ITEM 5.  OTHER ITEMS.

         Pursuant to a change of control offer dated December 3, 1999, 134,050
of the Registrants' 9.375% Senior Subordinated Notes due December 1, 2008 (the
"Notes") (each with a $1,000 face amount) were validly tendered.

         The Notes were repurchased at 101% of their principal amount, plus
accrued and unpaid interest thereon through January 28, 2000. The aggregate
repurchase price was $137.3 million and was funded with equity contributions
from Charter Communications Holdings, LLC (Charter Holdings), a wholly owned
subsidiary of Charter Holdco, which made the cash available from the proceeds of
its sale of $1.5 billion of high yield notes in January 2000 (the "January 2000
Notes").

         In addition to the above change of control repurchase, the Registrants
have repurchased the remaining 15,950 notes (including accrued and unpaid
interest) in the "open market" for $16.3 million, also using cash received from
equity contributions ultimately from Charter Holdings from a portion of the
proceeds from its sale of the January 2000 Notes.


<PAGE>   5


ITEM 7.  EXHIBITS.

     The following is furnished as an exhibit to this report:

         16.1   Letter from PricewaterhouseCoopers LLP dated February 23, 2000.*

- -----------

* - filed herewith.




<PAGE>   6


                                   SIGNATURES

         Pursuant to the requirements of the Securities Exchange Act of 1934,
the registrants duly caused this report to be signed on their behalf by the
undersigned hereunto duly authorized.




                                  CC V CABLE FINANCE, INC.

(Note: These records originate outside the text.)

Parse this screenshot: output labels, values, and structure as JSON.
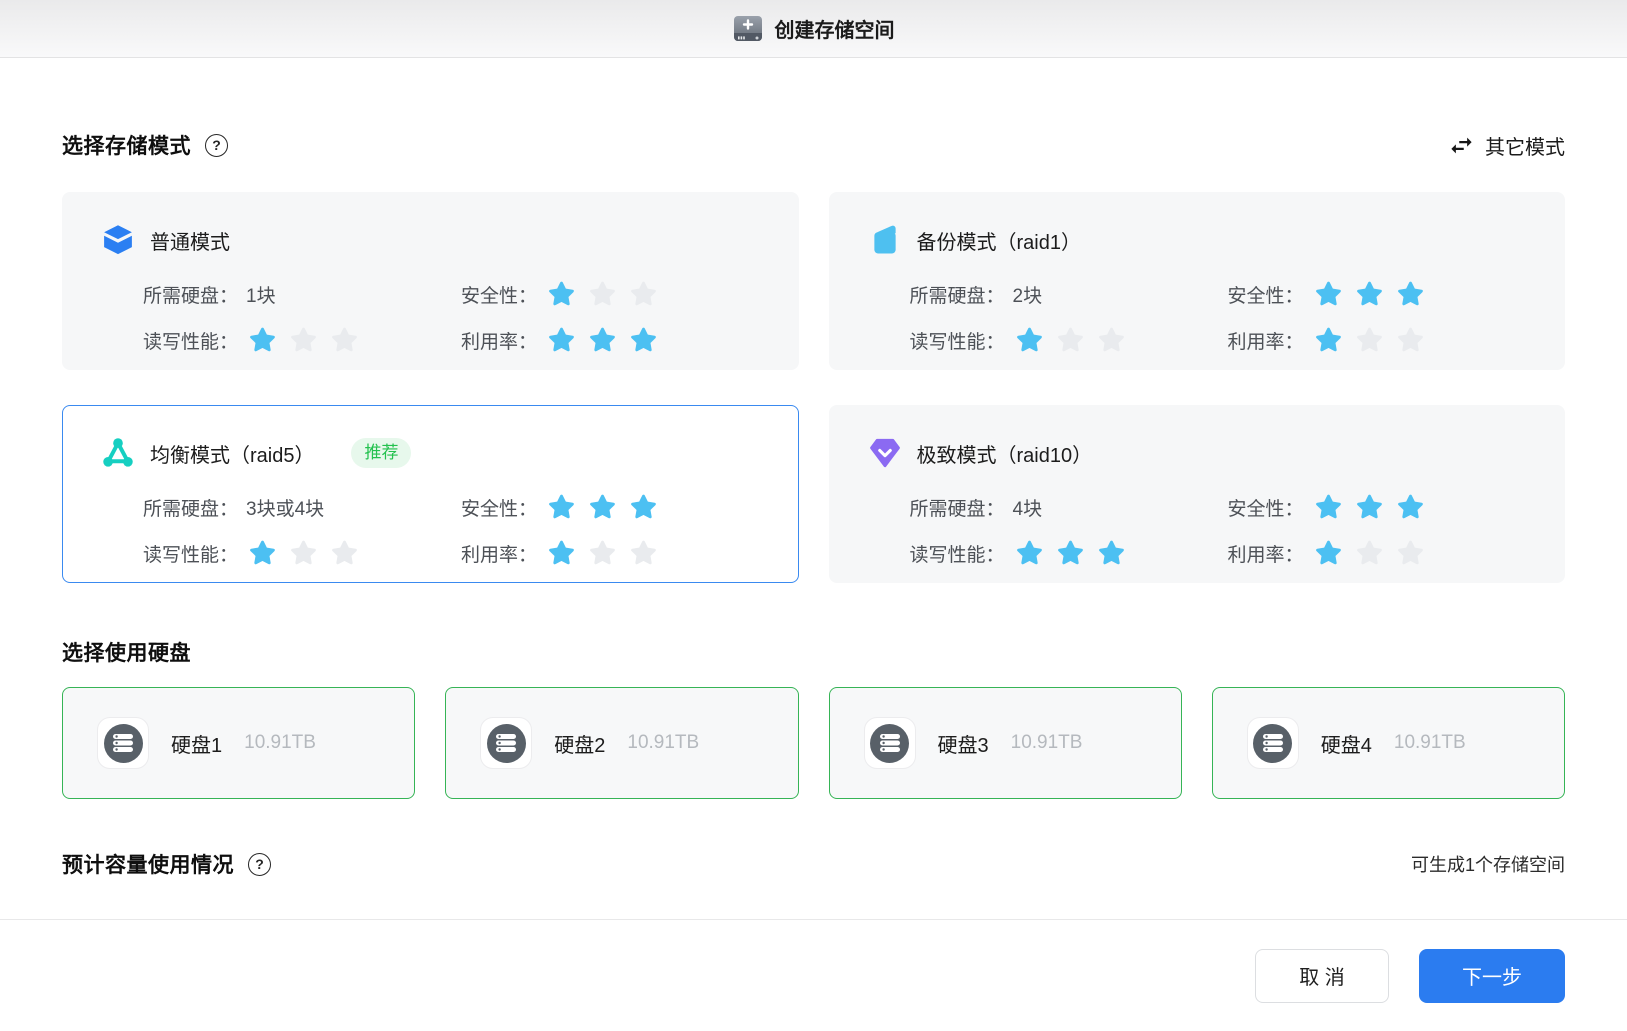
{
  "window": {
    "title": "创建存储空间"
  },
  "icons": {
    "help_glyph": "?"
  },
  "colors": {
    "accent_blue": "#2b7cf0",
    "selected_border": "#3a8af0",
    "star_on": "#4cc0f2",
    "star_off": "#e9ebee",
    "disk_border": "#36b456",
    "badge_green": "#23c14e",
    "badge_bg": "#e7f8ec",
    "cube_blue": "#2b7ff2",
    "copy_blue": "#4ec0f0",
    "network_teal": "#16cfc1",
    "gem_purple": "#8b6af2"
  },
  "modes_section": {
    "title": "选择存储模式",
    "other_modes_label": "其它模式",
    "labels": {
      "disks": "所需硬盘：",
      "security": "安全性：",
      "performance": "读写性能：",
      "utilization": "利用率："
    },
    "items": [
      {
        "title": "普通模式",
        "icon": "cube-icon",
        "disks": "1块",
        "security": 1,
        "performance": 1,
        "utilization": 3,
        "selected": false
      },
      {
        "title": "备份模式（raid1）",
        "icon": "copy-icon",
        "disks": "2块",
        "security": 3,
        "performance": 1,
        "utilization": 1,
        "selected": false
      },
      {
        "title": "均衡模式（raid5）",
        "icon": "network-icon",
        "badge": "推荐",
        "disks": "3块或4块",
        "security": 3,
        "performance": 1,
        "utilization": 1,
        "selected": true
      },
      {
        "title": "极致模式（raid10）",
        "icon": "gem-icon",
        "disks": "4块",
        "security": 3,
        "performance": 3,
        "utilization": 1,
        "selected": false
      }
    ]
  },
  "disks_section": {
    "title": "选择使用硬盘",
    "items": [
      {
        "name": "硬盘1",
        "size": "10.91TB"
      },
      {
        "name": "硬盘2",
        "size": "10.91TB"
      },
      {
        "name": "硬盘3",
        "size": "10.91TB"
      },
      {
        "name": "硬盘4",
        "size": "10.91TB"
      }
    ]
  },
  "capacity_section": {
    "title": "预计容量使用情况",
    "note": "可生成1个存储空间"
  },
  "footer": {
    "cancel_label": "取 消",
    "next_label": "下一步"
  }
}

                                  CC MICHIGAN, LLC

                                  CC NEW ENGLAND, LLC

Dated February 23, 2000           By:  /s/ KENT D. KALKWARF
                                       --------------------
                                       Name:    Kent D. Kalkwarf
                                       Title:   Senior Vice President and
                                                Chief Financial Officer
                                                (Principal Financial Officer
                                                and Principal Accounting
                                                Officer)


<PAGE>   7


                                  EXHIBIT INDEX
                                  -------------

16.1    Letter from PricewaterhouseCoopers LLP dated February 23, 2000.





<PAGE>   1


                                                                   Exhibit 16.1




February 23, 2000



Securities and Exchange Commission
450 Fifth Street, N.W.
Washington, D.C.  20549

Commissioners:

We have read the statements made by Avalon Cable Finance, Inc. (now CC V
Finance, Inc.), Avalon Cable of Michigan LLC (now CC Michigan, LLC), and Avalon
Cable of New England LLC (now CC New England, LLC) (copy attached), which we
understand was filed with the Commission, pursuant to Item 4 of Form 8-K, as
part of the Company's Form 8-K report dated February 14, 2000. We agree with the
statements concerning our Firm in such Form 8-K.